FOM: faking Grothendieck universes; VNBG; Hartshorne; Bourbaki; Johnstone; Conway
Stephen G Simpson
simpson at math.psu.edu
Fri Apr 23 13:41:15 EDT 1999
By VNBG I mean von Neumann Bernays G"odel set/class theory.
Colin Mclarty 23 Apr 1999 08:55:14 writes:
> Hartshorne uses proper classes, so Simpson concludes that
> Hartshorne's book can be formalized in VNGB.
McLarty is both overstating and understating my remarks on VNBG in my
posting of 22 Apr 1999 17:42:45, entitled ``faking Grothendieck
universes''. On the one hand, I only *suggested* that VNBG, perhaps
with global choice, may be the right place to formalize Hartshorne. I
didn't *conclude* it. On the other hand, I have additional reasons
for making that suggestion, beyond the mere fact that Hartshorne uses
proper classes. The reasons are stated in my posting.

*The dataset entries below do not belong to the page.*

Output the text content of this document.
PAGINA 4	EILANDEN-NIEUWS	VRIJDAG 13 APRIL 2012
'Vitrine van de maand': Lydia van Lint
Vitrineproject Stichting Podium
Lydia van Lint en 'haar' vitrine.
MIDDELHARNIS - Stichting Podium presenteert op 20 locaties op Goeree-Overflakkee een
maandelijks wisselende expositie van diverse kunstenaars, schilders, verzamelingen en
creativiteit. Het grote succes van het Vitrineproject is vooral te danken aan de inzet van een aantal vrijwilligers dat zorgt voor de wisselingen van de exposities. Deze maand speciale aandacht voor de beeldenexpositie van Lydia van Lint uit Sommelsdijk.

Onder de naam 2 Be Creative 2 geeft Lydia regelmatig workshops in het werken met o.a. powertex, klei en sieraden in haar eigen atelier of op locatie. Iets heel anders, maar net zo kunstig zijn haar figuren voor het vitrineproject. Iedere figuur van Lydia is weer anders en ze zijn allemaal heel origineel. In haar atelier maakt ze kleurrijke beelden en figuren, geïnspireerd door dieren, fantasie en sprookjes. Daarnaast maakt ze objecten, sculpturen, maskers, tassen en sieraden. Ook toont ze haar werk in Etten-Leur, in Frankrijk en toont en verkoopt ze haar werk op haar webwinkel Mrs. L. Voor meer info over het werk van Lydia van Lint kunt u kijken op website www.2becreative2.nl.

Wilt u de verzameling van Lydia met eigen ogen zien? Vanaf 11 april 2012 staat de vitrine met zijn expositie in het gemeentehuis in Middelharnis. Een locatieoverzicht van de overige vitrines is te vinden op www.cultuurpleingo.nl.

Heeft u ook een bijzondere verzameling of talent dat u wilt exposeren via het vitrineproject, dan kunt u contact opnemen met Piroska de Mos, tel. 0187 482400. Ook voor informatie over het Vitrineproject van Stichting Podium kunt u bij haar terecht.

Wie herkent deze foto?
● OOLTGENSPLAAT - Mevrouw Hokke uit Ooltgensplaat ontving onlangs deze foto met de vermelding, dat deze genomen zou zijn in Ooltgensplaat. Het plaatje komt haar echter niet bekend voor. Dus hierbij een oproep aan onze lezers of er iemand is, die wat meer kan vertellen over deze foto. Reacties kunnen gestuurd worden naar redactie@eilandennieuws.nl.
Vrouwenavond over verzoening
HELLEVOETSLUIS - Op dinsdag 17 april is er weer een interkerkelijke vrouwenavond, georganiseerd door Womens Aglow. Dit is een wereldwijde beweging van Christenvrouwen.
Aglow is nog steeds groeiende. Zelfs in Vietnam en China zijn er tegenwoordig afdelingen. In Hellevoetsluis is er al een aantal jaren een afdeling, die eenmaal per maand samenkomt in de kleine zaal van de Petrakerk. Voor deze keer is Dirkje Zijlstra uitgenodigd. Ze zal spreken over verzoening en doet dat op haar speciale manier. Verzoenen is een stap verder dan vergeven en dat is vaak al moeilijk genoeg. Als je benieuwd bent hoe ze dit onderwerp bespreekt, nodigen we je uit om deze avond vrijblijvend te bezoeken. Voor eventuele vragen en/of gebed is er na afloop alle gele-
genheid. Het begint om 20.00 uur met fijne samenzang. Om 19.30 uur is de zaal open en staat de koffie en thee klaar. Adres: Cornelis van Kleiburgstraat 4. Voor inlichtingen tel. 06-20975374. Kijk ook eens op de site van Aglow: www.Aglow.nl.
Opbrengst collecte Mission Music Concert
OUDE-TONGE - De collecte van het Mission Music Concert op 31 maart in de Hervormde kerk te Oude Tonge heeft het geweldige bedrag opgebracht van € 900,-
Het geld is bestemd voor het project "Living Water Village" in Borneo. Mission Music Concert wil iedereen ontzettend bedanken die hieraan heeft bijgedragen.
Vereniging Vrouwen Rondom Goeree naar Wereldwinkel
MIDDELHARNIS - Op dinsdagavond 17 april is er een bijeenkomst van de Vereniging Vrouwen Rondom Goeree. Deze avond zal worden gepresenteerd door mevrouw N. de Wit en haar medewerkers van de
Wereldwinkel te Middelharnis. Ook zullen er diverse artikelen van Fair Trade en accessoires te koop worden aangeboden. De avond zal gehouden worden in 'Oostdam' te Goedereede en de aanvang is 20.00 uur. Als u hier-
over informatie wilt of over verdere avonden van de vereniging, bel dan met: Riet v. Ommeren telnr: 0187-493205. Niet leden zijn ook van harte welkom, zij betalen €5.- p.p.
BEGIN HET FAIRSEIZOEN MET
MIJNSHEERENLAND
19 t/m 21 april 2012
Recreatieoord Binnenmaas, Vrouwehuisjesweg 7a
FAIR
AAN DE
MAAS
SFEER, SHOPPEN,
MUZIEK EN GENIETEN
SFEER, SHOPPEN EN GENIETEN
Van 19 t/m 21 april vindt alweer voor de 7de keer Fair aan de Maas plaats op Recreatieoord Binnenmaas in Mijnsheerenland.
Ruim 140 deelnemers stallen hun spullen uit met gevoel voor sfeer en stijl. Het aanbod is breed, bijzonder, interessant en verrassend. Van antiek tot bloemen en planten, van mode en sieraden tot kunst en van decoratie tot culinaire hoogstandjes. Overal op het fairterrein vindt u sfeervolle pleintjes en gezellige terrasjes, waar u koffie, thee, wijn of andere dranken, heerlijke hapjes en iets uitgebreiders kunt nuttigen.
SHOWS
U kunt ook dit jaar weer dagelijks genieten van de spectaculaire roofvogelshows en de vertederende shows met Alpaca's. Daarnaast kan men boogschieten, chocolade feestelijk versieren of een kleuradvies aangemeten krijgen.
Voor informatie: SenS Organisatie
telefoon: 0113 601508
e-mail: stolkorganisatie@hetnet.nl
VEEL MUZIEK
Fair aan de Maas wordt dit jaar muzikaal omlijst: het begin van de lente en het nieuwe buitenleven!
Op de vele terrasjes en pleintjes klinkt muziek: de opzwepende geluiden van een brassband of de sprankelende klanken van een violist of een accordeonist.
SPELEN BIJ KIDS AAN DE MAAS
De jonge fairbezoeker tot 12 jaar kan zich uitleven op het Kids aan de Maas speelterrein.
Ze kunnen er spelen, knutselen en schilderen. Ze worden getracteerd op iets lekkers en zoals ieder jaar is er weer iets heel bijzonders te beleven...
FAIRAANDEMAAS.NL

> But Hartshorne also assumes that for any collections S and T there
> is a collection of all "functions" from T to S. VNGB supplies no
> such collection when S and T are proper classes.
(Sigh.) Where does Hartshorne say this? Page reference, please.
It's true that Hartshorne *quantifies* over functors from S to T where
S and T are Abelian categories. But that is perfectly OK in VNGB,
even when S and T are proper classes.
I am very suspicious of McLarty's claim that Hartshorne assumes a
*collection* of all functions from S to T, when S and T are proper
> You would have to extend VNGB by infinitely many higher
> "types" above the type of classes. The natural way to do it is
> by universes--the proper classes become universe sized sets.
I don't know of any f.o.m. professionals who consider this kind of
extension of VNGB particularly natural. Moreover, nothing in
Hartshorne's book calls for such an extension. Hartshorne never
mentions or assumes types above the type of classes, Grothendieck
universes, universe sized sets, or anything of the sort.
Once again, McLarty is blowing smoke, trying to misappropriate
Hartshorne's authority in order to puff up the importance of
Apropos my suggestion that VNBG might be the right place to formalize
the use of proper classes in category theory: It turns out that
Bourbaki said something similar in unpublished plans for the Bourbaki
set theory volume. On page 379 of ``Modern Algebra and the Rise of
Mathematical Structures'' by Leo Corry, Bourbaki is quoted as saying:
It was therefore decided that it will be better to enlarge the
system in order to make room for categories. At first sight,
G"odel's system seems to be convenient. ...
(Bourbaki said this in 1956. I assume Bourbaki was referring to VNBG
as expounded by G"odel in his 1940 monograph on the consistency of the
continuum hypothesis. Corry doesn't comment on this issue.)
In the end Bourbaki decided not to bother with category theory,
presumably because categories were not useful enough in the branches
of mathematics that Bourbaki proposed to cover. It might have been
different if Bourbaki had a volume on algebraic geometry.
Later I'll have more comments on the Leo Corry book, which I got from
Lawrence N. Stout 23 Apr 1999 09:50:49
> It seems to me unlikely that one can settle questions in
> foundations by looking in the index of standard texts.
Yes. However, looking in the index of Hartshorne's text *did* help me
to dispose of McLarty's phony claims about Grothendieck universes in
> Almost none will mention the rank of sets or the distinction
> between sets and proper classes.
Johnstone's book on topos theory is an exception to this rule. It
explicitly distinguishes between ``small'' (i.e. set size) categories
and ``large'' (i.e. proper class size) categories.
> Johnstone's book on Topos Theory doesn't have an entry in its index
> for Grothendieck universes.
That's because the phrase ``Grothendieck universes'' does not appear
anywhere in Johnstone's book. He says this explicitly on page xix of
his preface. On the same page, he explicitly announces his intention
to be sloppy about set theory. He justifies this by saying that he is
a fully-paid-up member of the Mathematician's Liberation Movement
founded by J. H. Conway, ``On Numbers and Games''. On page xiii he
says that axiomatic set theory is not tremendously interesting.
In any case, Johnstone's subject index is very incomplete: only 4
pages, large type, and it doesn't contain entries for small or large
categories, although the phrase ``small category'' is used on page 1.
By contrast, Hartshorne's index is 19 pages, small type, and
apparently quite complete. In every sense of the word, Hartshorne is
much more careful than Johnstone. It's quite reasonable to assume
that, if Hartshorne had somehow used Grothendieck universes in his
text, then that would have been somehow reflected in his index.